To be fair, L2 could be Layer 2 or Level 2 (cache) and it might be a crapshoot what you get. You might get confused trying to answer your own questions.

Discoverability lives in the space between overexplaining and underexplaining.


In a networking discussion, L2 always means Layer 2. If the subject of caching came up the author would say "I'm talking about L2 cache here."

It's like TTL. It means one thing in a networking context but something totally different in a digital logic context.

But granted, somebody with no networking background wouldn't necessarily know that.


One can just add switch, router, network, etc to the query until it works. Supposedly they'll all work. Weak google fu means no info today, and if OP and the author are not the same person, then the latter may not even have a clue that it was posted on hn, where such high standards apply. If someone brought an electronics forum wiki post, should one expect every TLA¹ to be explained there too?

¹ Three Letter Acronym/Abbreviation


For me, that book was W. Richard Stevens's TCP/IP Illustrated, volumes 1 & 2 particularly.


Surely they would be aware the audience would know what ethernet is. To me, L2 refers to the level 2 cpu cache.



The IP stack has the concept of layers, which function as abstractions that hide the implementation of lower layers from the upper layers. Layer 2 (L2) is the physical link layer - it only cares about getting a packet between two devices. Layer 3 (L3) is where IP addresses live.
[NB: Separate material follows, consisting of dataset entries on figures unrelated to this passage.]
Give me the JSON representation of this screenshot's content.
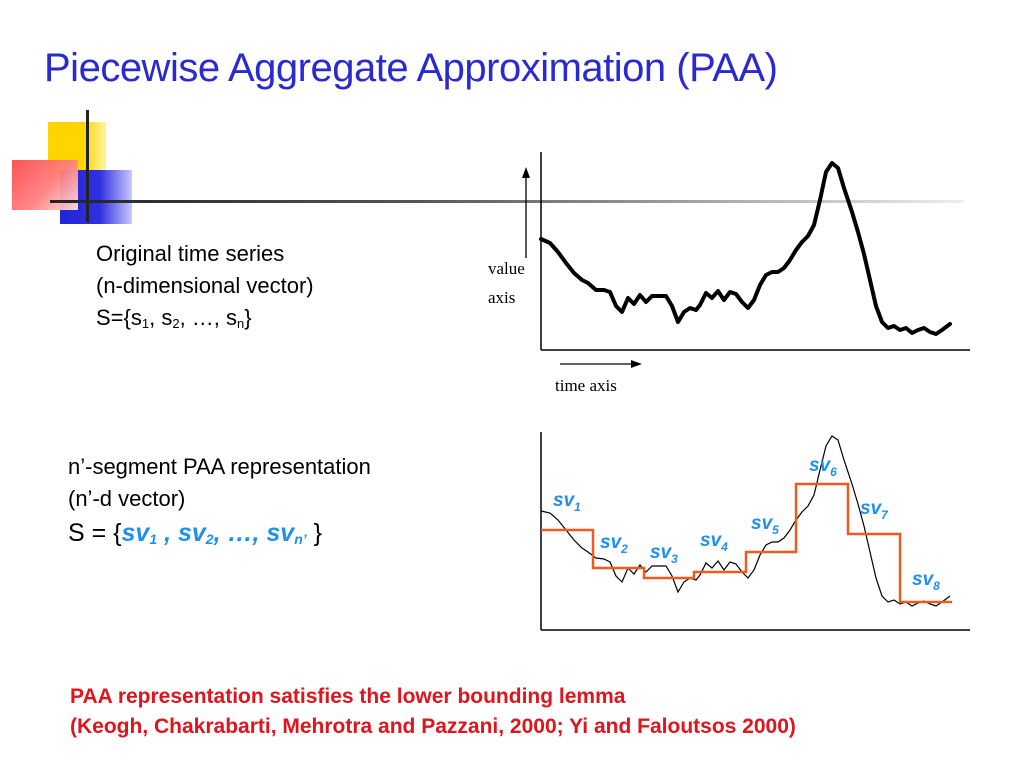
{
  "slide": {
    "title": "Piecewise Aggregate Approximation (PAA)"
  },
  "original": {
    "line1": "Original time series",
    "line2": "(n-dimensional vector)",
    "formula_prefix": "S={s",
    "sub1": "1",
    "sep1": ", s",
    "sub2": "2",
    "sep2": ", …, s",
    "subn": "n",
    "formula_suffix": "}"
  },
  "paa": {
    "line1": "n’-segment PAA representation",
    "line2": "(n’-d vector)",
    "formula_prefix": "S = {",
    "sv": "sv",
    "sub1": "1",
    "sep1": " , ",
    "sub2": "2",
    "sep2": ", …, ",
    "subn": "n’",
    "formula_suffix": " }"
  },
  "top_chart": {
    "value_axis_line1": "value",
    "value_axis_line2": "axis",
    "time_axis_label": "time axis"
  },
  "bottom_chart": {
    "segment_labels": [
      {
        "base": "sv",
        "sub": "1"
      },
      {
        "base": "sv",
        "sub": "2"
      },
      {
        "base": "sv",
        "sub": "3"
      },
      {
        "base": "sv",
        "sub": "4"
      },
      {
        "base": "sv",
        "sub": "5"
      },
      {
        "base": "sv",
        "sub": "6"
      },
      {
        "base": "sv",
        "sub": "7"
      },
      {
        "base": "sv",
        "sub": "8"
      }
    ]
  },
  "footer": {
    "line1": "PAA representation satisfies the lower bounding lemma",
    "line2": "(Keogh, Chakrabarti, Mehrotra and Pazzani, 2000;  Yi and Faloutsos 2000)"
  },
  "colors": {
    "title": "#2a2ad0",
    "paa_step": "#f05a1e",
    "segment_label": "#1f8ff0",
    "footer": "#e0141c"
  }
}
As the article describes a router has functionality to send a packet towards its final destination as well as get it between ports.


> The IP stack has the concept of layers, which function as abstractions that hide the implementation of lower layers from the upper layers

Correction: the network stack has layers, where IP is one of them, near the top.

Which is why most software targets IP. It’s a good abstraction and it’s portable.


GP may be referring to the "TCP/IP model" which does indeed define the layers used in common parlance. This model has 4 layers in contrast to the OSI model's 7 layers. The TCP/IP model is closer to how most real life network stack implementations are defined.

Arguably even this layering system is too rigid for reality but it's a decent model. See RFC 3439 section 3.


L1 is (naturally) physical. L2 is data link.


L1 is the physical layer. L2 is the MAC layer.


This refers to Layer 2 in the OSI model of the network stack. See https://en.wikipedia.org/wiki/OSI_model

1. physical layer, 2. data link, 3.vnetwork, 4. transport, 5. session, 6. presentation, 7. application layer.

So, many switches are layer 2, but layer 3 switches are often referred to as switching routers. This can cause two different switches to act differently from each other in certain network environments. It isn't that one switch "doesn't work" but that it isn't a router.

A router is nominally a L3 device, though most actually are L1-7. To work, you need L1 & L2, but in today's world, there are applications and interfaces that move the router across L1-7, though not to the same depth as purpose built application devices for example. Topping this off, some routers will switch and some will not. It's the same wide-world of words that we see across the whole computer industry.

The OSI model differs from the TCP model of networking, even though both use numbered layers.


You may want to read OSI 7 layers model. Those L1,L2,L3,L4 and L7 concept derived from that model. L1 is the physical access. It is the cable, the fiber or the WiFi itself. L2 is datalink. We use Ethernet for IP network. The device that mainly handle communication at this later called a switch. L3 is network. In IP Network it handles the routings between IP Network. The device usually called as a router.

Some devices can do L2 and L3 at the same time. That’s why another term came up: L2 only switch.

And so on, you can read it more on [1].